Yeah! You’re right! Don’t you see?

Multiple sclerosis. My disability. What started as my walker and is now my motorized wheelchair. All of these things that I used to hate about and desperately suppress in myself. They have become the basis of my activism, the thing that has made me the proudest, the most fulfilled, and the happiest I have been in my entire life.

I have to come to love my disability, because my disability is a part of me and that me is a pretty impressively awesome person.

I could turn this into a giant piece of inspiration porn by talking about how anyone reading this can learn to love their disability. And… yeah, it’s true. We should all learn to love every aspect of ourselves, even what we think of as the “bad stuff,” and therapy is good for everyone. But there’s something more important I want to say.

We talk too much about how people accomplish things “in spite of” their disability. And that there is some mighty big bullshit.

I have accomplished some really amazing stuff in the last five years. I didn’t even mention half of it, I’m such a badass. And I did all of it because of my disability. Eat that, ableism.

Hi again. My name is Alisa Grishman. I’m still 37 years old, I’m loudly and proudly disabled, and I wouldn’t change that for the world.

Alisa Grishman

 


Alisa Grishman is a disability activist and founder of Access Mob Pittsburgh, an advocacy group that utilizes positive approaches to making change, such as education and economic incentives. A self-described shameless agitator, Grishman has also been arrested multiple times fighting for disability rights with ADAPT, a national advocacy group.
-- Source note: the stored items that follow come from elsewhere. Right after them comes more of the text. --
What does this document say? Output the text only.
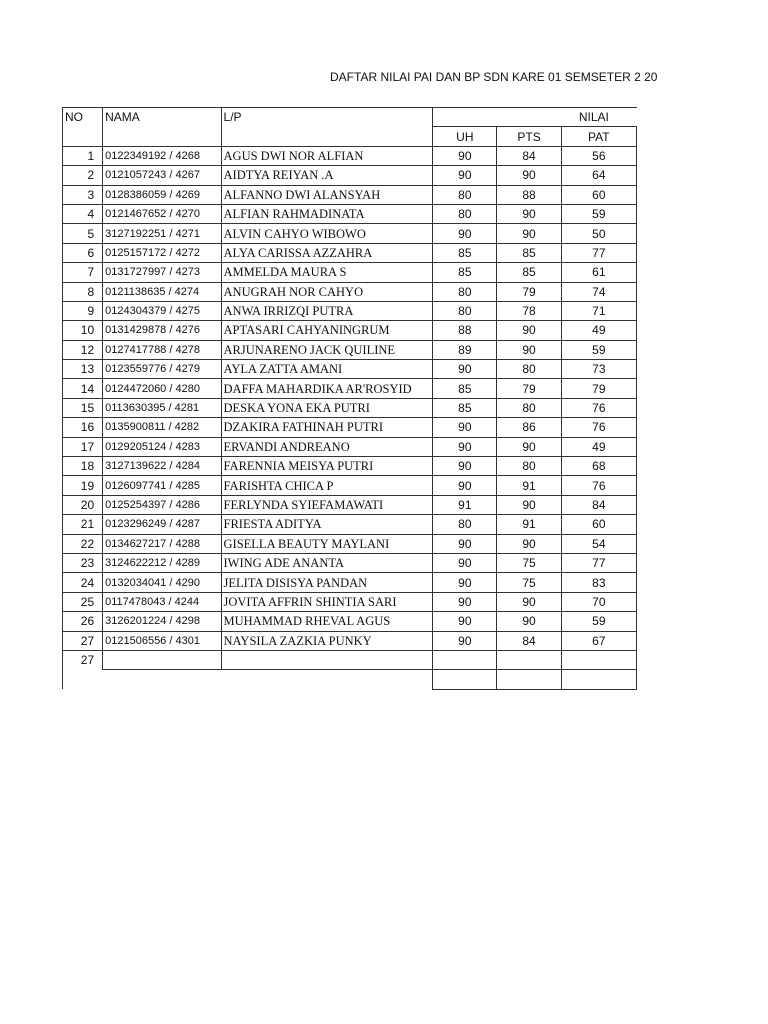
DAFTAR NILAI PAI DAN BP SDN KARE 01 SEMSETER 2 20
NO	NAMA	L/P	NILAI		
			UH	PTS	PAT
1	0122349192 / 4268	AGUS DWI NOR ALFIAN	90	84	56
2	0121057243 / 4267	AIDTYA REIYAN .A	90	90	64
3	0128386059 / 4269	ALFANNO DWI ALANSYAH	80	88	60
4	0121467652 / 4270	ALFIAN RAHMADINATA	80	90	59
5	3127192251 / 4271	ALVIN CAHYO WIBOWO	90	90	50
6	0125157172 / 4272	ALYA CARISSA AZZAHRA	85	85	77
7	0131727997 / 4273	AMMELDA MAURA S	85	85	61
8	0121138635 / 4274	ANUGRAH NOR CAHYO	80	79	74
9	0124304379 / 4275	ANWA IRRIZQI PUTRA	80	78	71
10	0131429878 / 4276	APTASARI CAHYANINGRUM	88	90	49
12	0127417788 / 4278	ARJUNARENO JACK QUILINE	89	90	59
13	0123559776 / 4279	AYLA ZATTA AMANI	90	80	73
14	0124472060 / 4280	DAFFA MAHARDIKA AR'ROSYID	85	79	79
15	0113630395 / 4281	DESKA YONA EKA PUTRI	85	80	76
16	0135900811 / 4282	DZAKIRA FATHINAH PUTRI	90	86	76
17	0129205124 / 4283	ERVANDI ANDREANO	90	90	49
18	3127139622 / 4284	FARENNIA MEISYA PUTRI	90	80	68
19	0126097741 / 4285	FARISHTA CHICA P	90	91	76
20	0125254397 / 4286	FERLYNDA SYIEFAMAWATI	91	90	84
21	0123296249 / 4287	FRIESTA ADITYA	80	91	60
22	0134627217 / 4288	GISELLA BEAUTY MAYLANI	90	90	54
23	3124622212 / 4289	IWING ADE ANANTA	90	75	77
24	0132034041 / 4290	JELITA DISISYA PANDAN	90	75	83
25	0117478043 / 4244	JOVITA AFFRIN SHINTIA SARI	90	90	70
26	3126201224 / 4298	MUHAMMAD RHEVAL AGUS	90	90	59
27	0121506556 / 4301	NAYSILA ZAZKIA PUNKY	90	84	67
27					
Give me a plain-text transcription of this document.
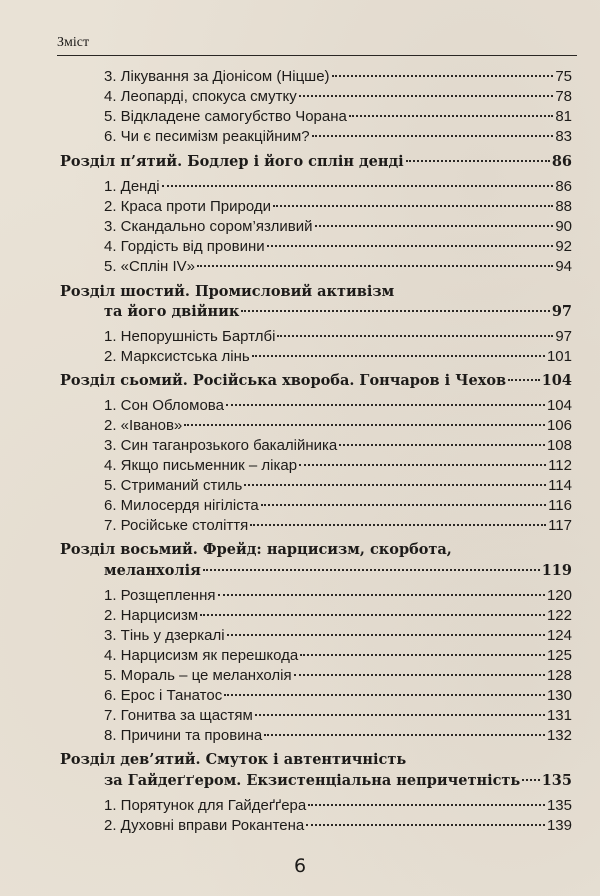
Зміст
3. Лікування за Діонісом (Ніцше)	75
4. Леопарді, спокуса смутку	78
5. Відкладене самогубство Чорана	81
6. Чи є песимізм реакційним?	83
Розділ п’ятий. Бодлер і його сплін денді	86
1. Денді	86
2. Краса проти Природи	88
3. Скандально сором’язливий	90
4. Гордість від провини	92
5. «Сплін IV»	94
Розділ шостий. Промисловий активізм
та його двійник	97
1. Непорушність Бартлбі	97
2. Марксистська лінь	101
Розділ сьомий. Російська хвороба. Гончаров і Чехов 104
1. Сон Обломова	104
2. «Іванов»	106
3. Син таганрозького бакалійника	108
4. Якщо письменник – лікар	112
5. Стриманий стиль	114
6. Милосердя нігіліста	116
7. Російське століття	117
Розділ восьмий. Фрейд: нарцисизм, скорбота,
меланхолія	119
1. Розщеплення	120
2. Нарцисизм	122
3. Тінь у дзеркалі	124
4. Нарцисизм як перешкода	125
5. Мораль – це меланхолія	128
6. Ерос і Танатос	130
7. Гонитва за щастям	131
8. Причини та провина	132
Розділ дев’ятий. Смуток і автентичність
за Гайдеґґером. Екзистенціальна непричетність 135
1. Порятунок для Гайдеґґера	135
2. Духовні вправи Рокантена	139
6
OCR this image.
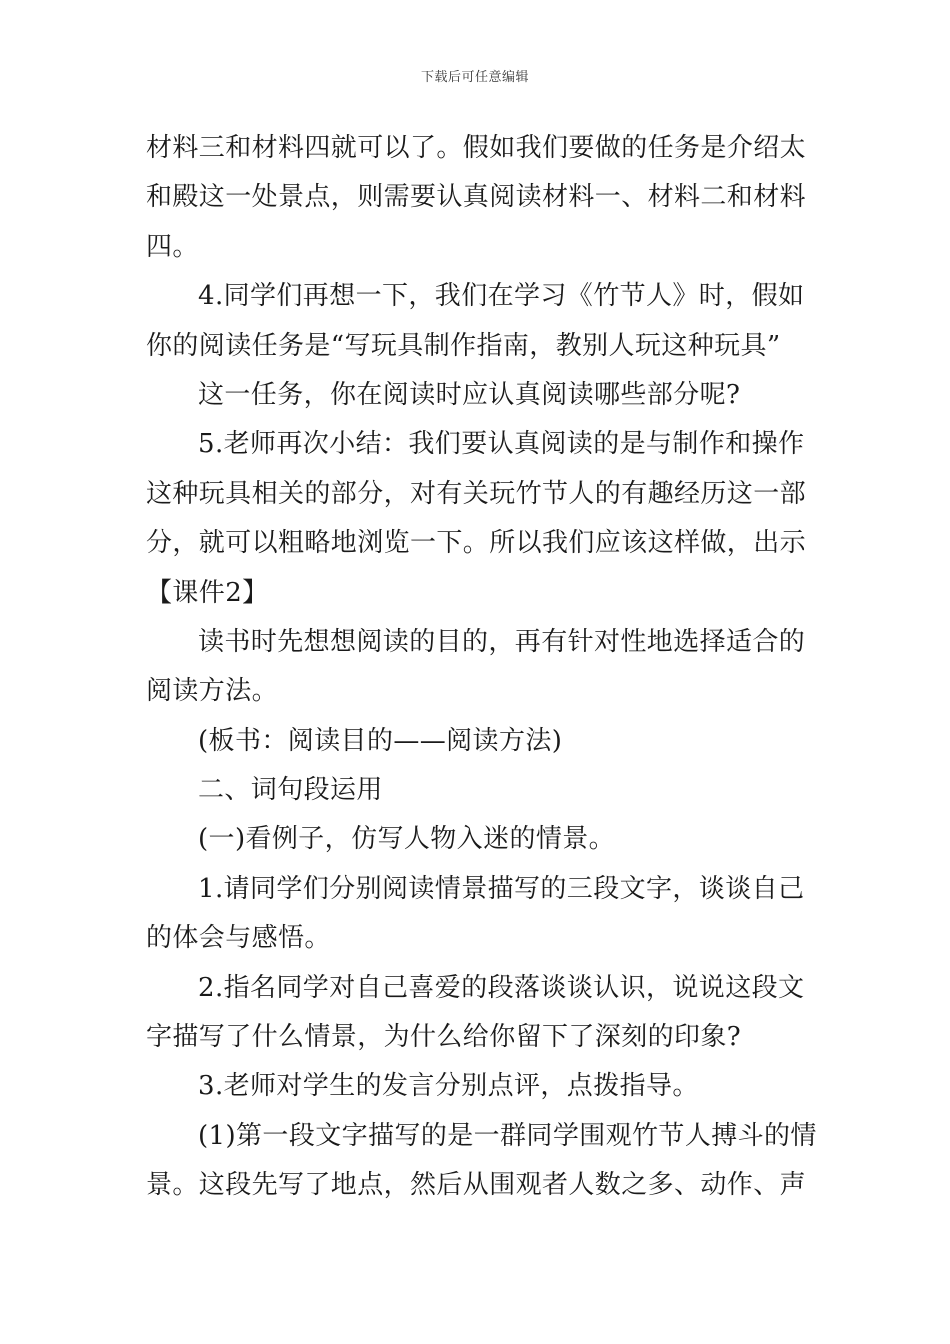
下载后可任意编辑
材料三和材料四就可以了。假如我们要做的任务是介绍太
和殿这一处景点，则需要认真阅读材料一、材料二和材料
四。
4.同学们再想一下，我们在学习《竹节人》时，假如
你的阅读任务是“写玩具制作指南，教别人玩这种玩具”
这一任务，你在阅读时应认真阅读哪些部分呢?
5.老师再次小结：我们要认真阅读的是与制作和操作
这种玩具相关的部分，对有关玩竹节人的有趣经历这一部
分，就可以粗略地浏览一下。所以我们应该这样做，出示
【课件2】
读书时先想想阅读的目的，再有针对性地选择适合的
阅读方法。
(板书：阅读目的——阅读方法)
二、词句段运用
(一)看例子，仿写人物入迷的情景。
1.请同学们分别阅读情景描写的三段文字，谈谈自己
的体会与感悟。
2.指名同学对自己喜爱的段落谈谈认识，说说这段文
字描写了什么情景，为什么给你留下了深刻的印象?
3.老师对学生的发言分别点评，点拨指导。
(1)第一段文字描写的是一群同学围观竹节人搏斗的情
景。这段先写了地点，然后从围观者人数之多、动作、声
Along with her direct advocacy work, Grishman co-runs Ballots for Patients and Care to Vote, sister efforts that respectively collect emergency absentee ballots from hospitalized peoples on election day and work with nursing and personal care homes to help residents register to vote and fill out ballots.

In 2017, Grishman ran Pittsburgh’s ADA Anniversary Rally, a celebration of the 27 years of the Americans with Disabilities Act that featured local speakers and a keynote address by Rep. Dan Miller.

Grishman’s work has been featured both locally in the Incline and WESA and nationally in the Huffington Post and Esquire Magazine. In 2019 she was chosen by the Incline and S&T Bank as one of their Who’s Next: Community Leaders and Activists honorees.

A Carnegie Mellon alumna, Grishman resides in Uptown.